BIL is normally 3-4 times the KV rating of an equipment. Refer to standard to ensure you are using the right rating.
Can u pls put some details documents for eath and unearth cable.
can this method account for NGR grounded system say at 6.6kv level?
@rrphatak
.
Yes you can. The NGR is a resistor so it’s MVA will be
But remember that it does not contribute to the fault current but instead limits it.
Treatment of Resistor will be like a transmission line?

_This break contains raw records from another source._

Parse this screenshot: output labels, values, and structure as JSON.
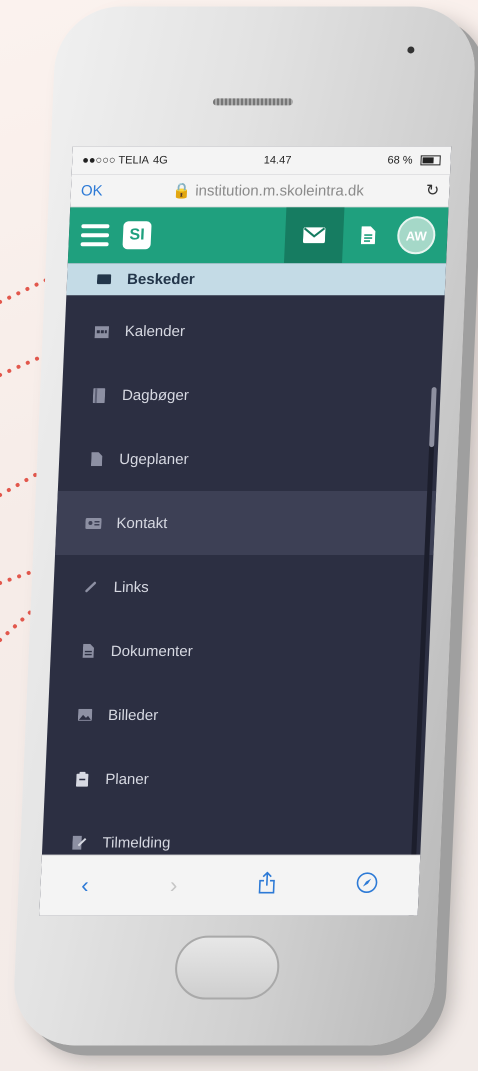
{
  "status_bar": {
    "carrier": "●●○○○ TELIA",
    "network": "4G",
    "time": "14.47",
    "battery": "68 %"
  },
  "browser": {
    "ok_label": "OK",
    "url": "🔒 institution.m.skoleintra.dk",
    "reload_icon": "↻"
  },
  "header": {
    "logo_text": "SI",
    "avatar_initials": "AW"
  },
  "menu": {
    "items": [
      {
        "label": "Beskeder",
        "icon": "envelope-icon"
      },
      {
        "label": "Kalender",
        "icon": "calendar-icon"
      },
      {
        "label": "Dagbøger",
        "icon": "book-icon"
      },
      {
        "label": "Ugeplaner",
        "icon": "document-icon"
      },
      {
        "label": "Kontakt",
        "icon": "contact-card-icon"
      },
      {
        "label": "Links",
        "icon": "link-icon"
      },
      {
        "label": "Dokumenter",
        "icon": "file-icon"
      },
      {
        "label": "Billeder",
        "icon": "image-icon"
      },
      {
        "label": "Planer",
        "icon": "clipboard-icon"
      },
      {
        "label": "Tilmelding",
        "icon": "signup-icon"
      }
    ]
  },
  "colors": {
    "brand": "#1fa07e",
    "brand_dark": "#167c61",
    "menu_bg": "#2c2f42",
    "active_bg": "#c4dbe6",
    "dots": "#e2574c"
  }
}
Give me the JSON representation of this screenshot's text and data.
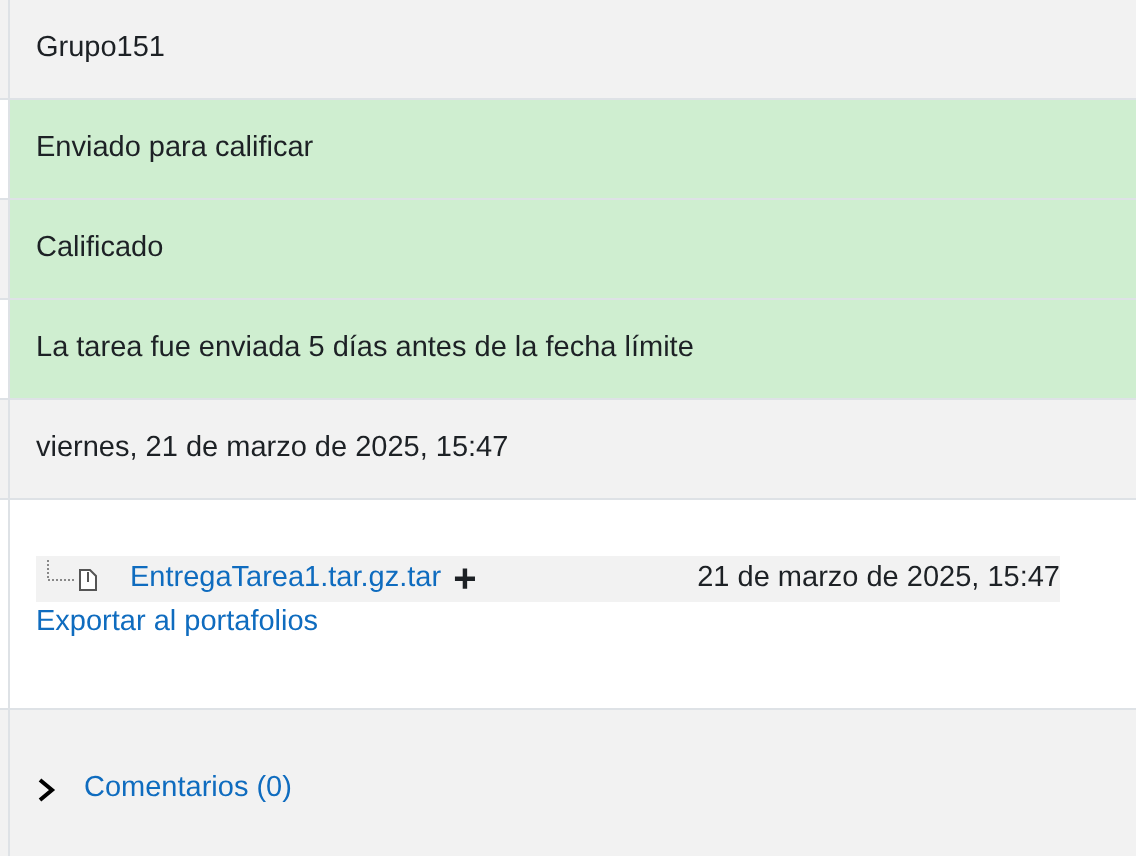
{
  "rows": [
    {
      "kind": "text",
      "text": "Grupo151",
      "color": "#f2f2f2"
    },
    {
      "kind": "text",
      "text": "Enviado para calificar",
      "color": "#cfeed0"
    },
    {
      "kind": "text",
      "text": "Calificado",
      "color": "#cfeed0"
    },
    {
      "kind": "text",
      "text": "La tarea fue enviada 5 días antes de la fecha límite",
      "color": "#cfeed0"
    },
    {
      "kind": "text",
      "text": "viernes, 21 de marzo de 2025, 15:47",
      "color": "#f2f2f2"
    },
    {
      "kind": "files",
      "files": [
        {
          "name": "EntregaTarea1.tar.gz.tar",
          "plus": "+",
          "date": "21 de marzo de 2025, 15:47"
        }
      ],
      "export_link": "Exportar al portafolios"
    },
    {
      "kind": "comments",
      "label": "Comentarios (0)",
      "expanded": false
    }
  ]
}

R will be dominant in the total Z.
So %/ MVA will be Z(R).100%/ Un^2.
In case of a single phase fault i shall add Z1+Z2 +Zo +3 * %/MVA of the NGR.
Is this treatment right?
paano po i compute ang MVAsc ng GEnerator at Motor 1
@norato:
Check these equations.
Hi, Mr Ver,
I have a doubt, how did you get MVAsc1 and MVAsc2 at 400V and 6.6kV?
Thanks for excellent work.
@Larroya, the MVAsc of each branch is inversely proportional to the MVAsc of each branch in the opposite direction.
Hello mr Ver
i want to asked about MVAsc Utility, can you sharing how to calculated ?
if i had different voltage little bit higher in 20kV, 66 kV or 115 kV, how much i must put MVAsc ?
@riza,
please refer to this article.
Thanks
thank you Mr Ver..
How did u calculate Downstream for generator. I can’t find out any supportive calculation for 133.32MVA as u mentioned in generator downstream calculated value.
@shozy
That is the sum of all currents towards the 11 kV bus of the generator (76.87+27.11+29.41)
Hi, where can I find a book/standard where the MVA method is referenced? Thanks you.
Try using this search: http://www.google.com/search?q=MVA+Method&btnG=Search+Books&tbm=bks
Hi Ver,
Correct me if I’m wrong, but should the 33kV 3ph bus fault be 5.25kA?
i.e. fault = (250MVA + 50.3MVA) / (?3 x 33kV) = 5.25kA?
Thanks!
Ian
@Ian, Yes you are correct. Thanks for pointing the error.
Hi, Sir:
May I ask how did you get the upstream values for Motors? and why is it that the given MVAsc of the Motors are placed at the downstream side? Just like to know if my understanding is right.
Thanks
Hill
@Hill Portez
If I understand right, your question may be similar to a previous comment by Pio A. Lozano.
These are derived from industry standard values. Using these values in your MVA SC calculations wil provide a comparable result using computer based softwares.